Affordability rules will leave lenders relying on guesses
The affordability calculations required by the FSA are laughable and leave lenders wide open to manipulation.
The trouble is that personal expenses must be an assumed sum unless we start asking for supermarket, petrol and clothing receipts. Anyway, the fact is that the world and his wife will be feeding themselves on 50p a day and not buying clothes, washing powder, soap or shampoo.
I also wonder how many people who are trading up will know what the Council Tax is on their new property - or the energy consumption or water rates. An affordability calculation therefore turns into a guess.
So that’s the bottom line - income will be a guess and how long will it be before some idiot comes up with a generic household cost for every borrower based on specious research?
We all know the market is cyclical and that in three years the regulators will settle back into their usual torpid state until the next crisis when they have to be seen to be doing something.
We also know that some active mind is already working on how to pander to the new-look FSA without taking it seriously.

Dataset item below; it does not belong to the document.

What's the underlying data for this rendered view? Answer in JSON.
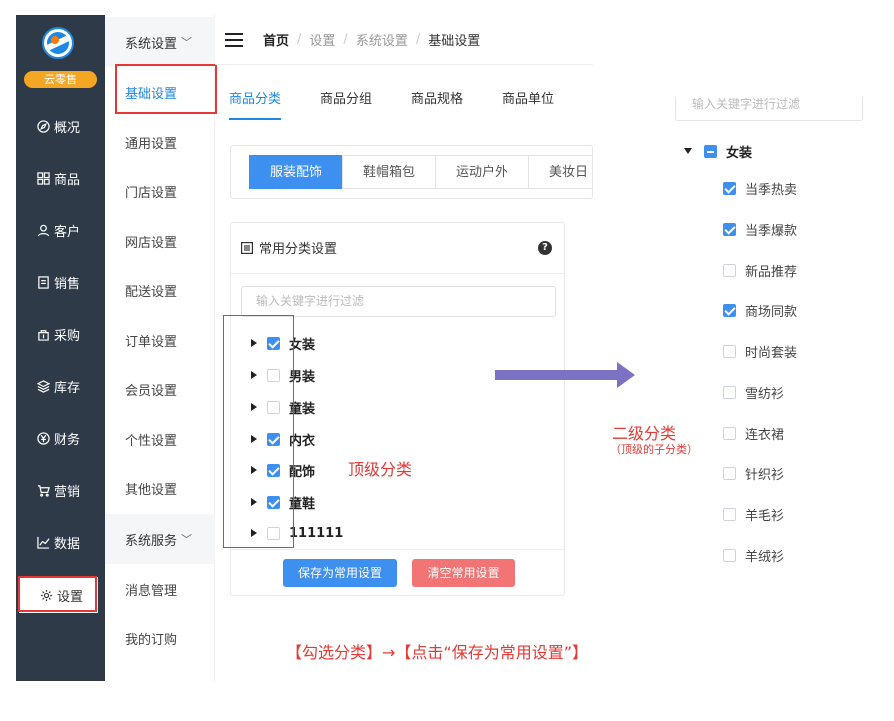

It’s the ’don’t we look active - this will never happen again’ syndrome. But I’d lay odds on another mortgage market meltdown in the next 10 years because lessons are never properly learnt and some fool somewhere will relax criteria.
Sub-prime and self-cert lenders have been forced out of the market by their own poor practices but those that adopted traditional practices survive. Why try to kill them off by making a proven system defunct? The lunatics really have taken over the asylum.